Le opportunità infrastrutturali seguono le priorità (e le minacce) politiche
Dal 2016, la geopolitica è al centro della sicurezza della supply-chain. Le amministrazioni Trump, la Brexit, la pandemia di Covid e il conflitto in Ucraina hanno evidenziato la necessità di organizzare le infrastrutture critiche come “hub globali” per rendere le catene di approvvigionamento più resilienti. Il crescente protezionismo richiede un approccio che preveda una ridondanza sovrapposta anziché una semplice ottimizzazione dei costi. Ciò significa investimenti infrastrutturali in tutti i principali centri di consumo: Stati Uniti, Eurozona e Cina.
Principali risultati:
- Una politica commerciale reciproca basata su dazi incentiva la creazione di infrastrutture manifatturiere negli Stati Uniti. Sebbene ci aspettiamo un incremento graduale della produzione statunitense, l’elevato costo del lavoro impedirà un cambiamento radicale.
- Se la competizione per le infrastrutture legate all’intelligenza artificiale è globale, le infrastrutture energetiche legate ai combustibili fossili diventano un altro ambito chiave di investimento negli Stati Uniti.

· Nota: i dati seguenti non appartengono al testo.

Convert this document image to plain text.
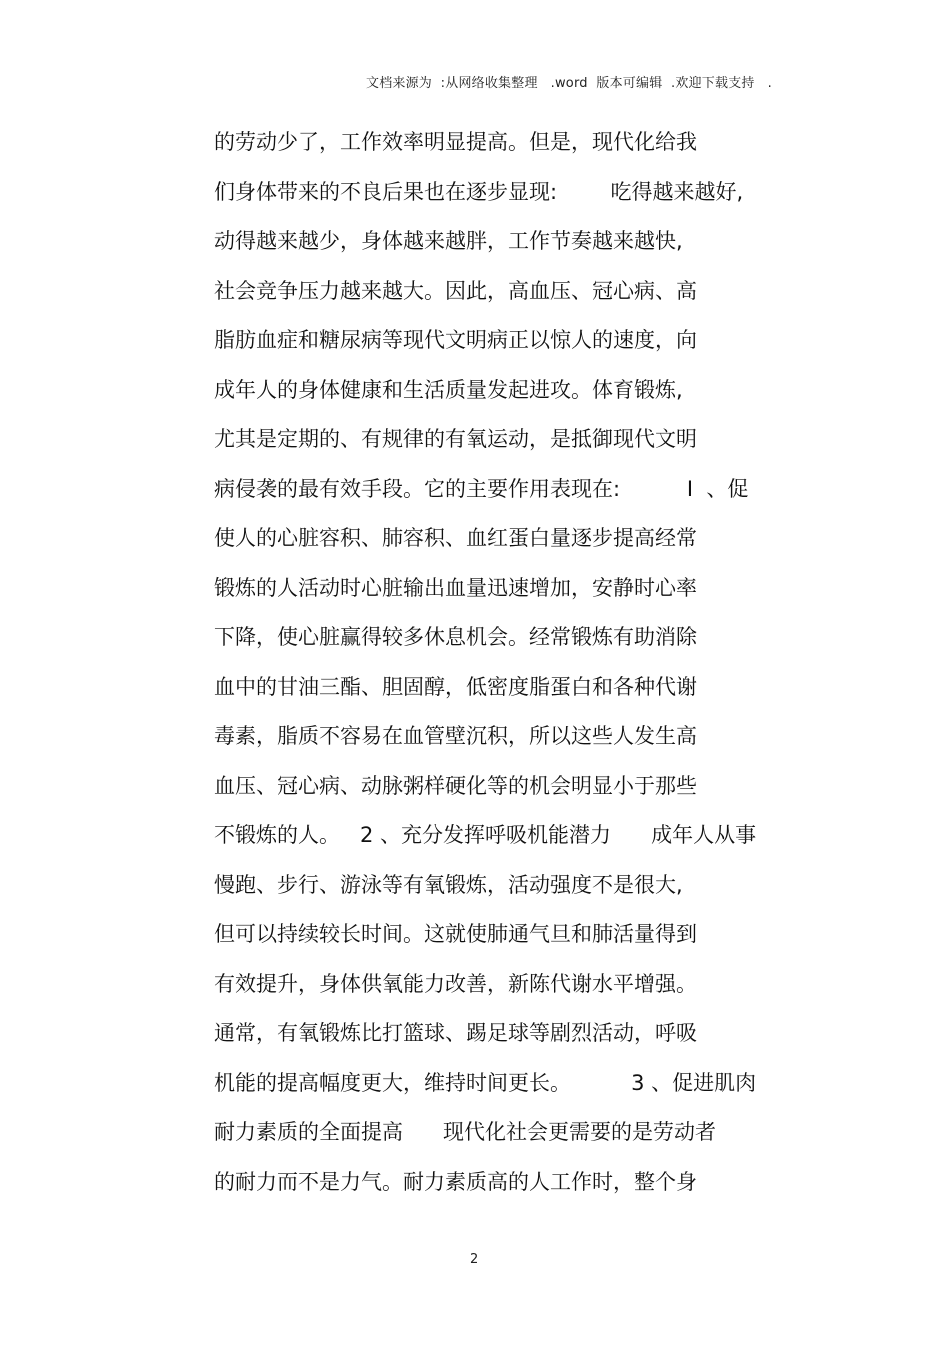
文档来源为  :从网络收集整理   .word  版本可编辑  .欢迎下载支持   .
的劳动少了，工作效率明显提高。但是，现代化给我
们身体带来的不良后果也在逐步显现:        吃得越来越好,
动得越来越少，身体越来越胖，工作节奏越来越快,
社会竞争压力越来越大。因此，高血压、冠心病、高
脂肪血症和糖尿病等现代文明病正以惊人的速度，向
成年人的身体健康和生活质量发起进攻。体育锻炼,
尤其是定期的、有规律的有氧运动，是抵御现代文明
病侵袭的最有效手段。它的主要作用表现在:          I  、促
使人的心脏容积、肺容积、血红蛋白量逐步提高经常
锻炼的人活动时心脏输出血量迅速增加，安静时心率
下降，使心脏赢得较多休息机会。经常锻炼有助消除
血中的甘油三酯、胆固醇，低密度脂蛋白和各种代谢
毒素，脂质不容易在血管壁沉积，所以这些人发生高
血压、冠心病、动脉粥样硬化等的机会明显小于那些
不锻炼的人。   2 、充分发挥呼吸机能潜力      成年人从事
慢跑、步行、游泳等有氧锻炼，活动强度不是很大,
但可以持续较长时间。这就使肺通气旦和肺活量得到
有效提升，身体供氧能力改善，新陈代谢水平增强。
通常，有氧锻炼比打篮球、踢足球等剧烈活动，呼吸
机能的提高幅度更大，维持时间更长。         3 、促进肌肉
耐力素质的全面提高      现代化社会更需要的是劳动者
的耐力而不是力气。耐力素质高的人工作时，整个身
2
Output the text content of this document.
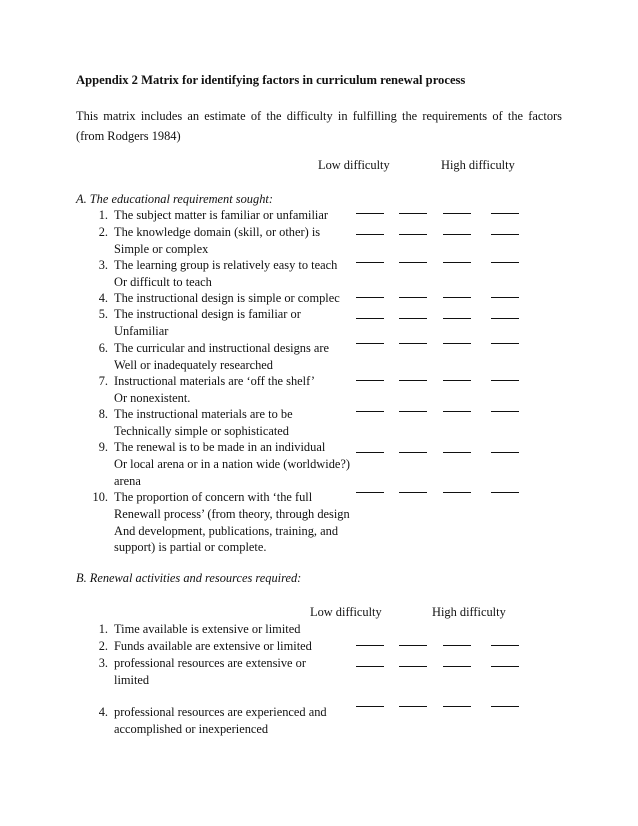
Appendix 2 Matrix for identifying factors in curriculum renewal process
This matrix includes an estimate of the difficulty in fulfilling the requirements of the factors (from Rodgers 1984)
Low difficulty	High difficulty
A. The educational requirement sought:
1. The subject matter is familiar or unfamiliar
2. The knowledge domain (skill, or other) is
Simple or complex
3. The learning group is relatively easy to teach
Or difficult to teach
4. The instructional design is simple or complec
5. The instructional design is familiar or
Unfamiliar
6. The curricular and instructional designs are
Well or inadequately researched
7. Instructional materials are ‘off the shelf’
Or nonexistent.
8. The instructional materials are to be
Technically simple or sophisticated
9. The renewal is to be made in an individual
Or local arena or in a nation wide (worldwide?)
arena
10. The proportion of concern with ‘the full
Renewall process’ (from theory, through design
And development, publications, training, and
support) is partial or complete.
B. Renewal activities and resources required:
Low difficulty	High difficulty
1. Time available is extensive or limited
2. Funds available are extensive or limited
3. professional resources are extensive or
limited
4. professional resources are experienced and
accomplished or inexperienced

- In Europa, il rapporto Draghi delinea un piano per accelerare l’integrazione e gli investimenti verso una maggiore autonomia dell’UE, mentre la Cina persegue una strategia focalizzata sui paesi BRICS.
- Gli incentivi statunitensi e la minaccia di nuovi dazi ci portano a favorire gli Stati Uniti per gli investimenti infrastrutturali in questa fase e, a livello settoriale, vediamo opportunità lungo l’intera catena del valore dell’intelligenza artificiale.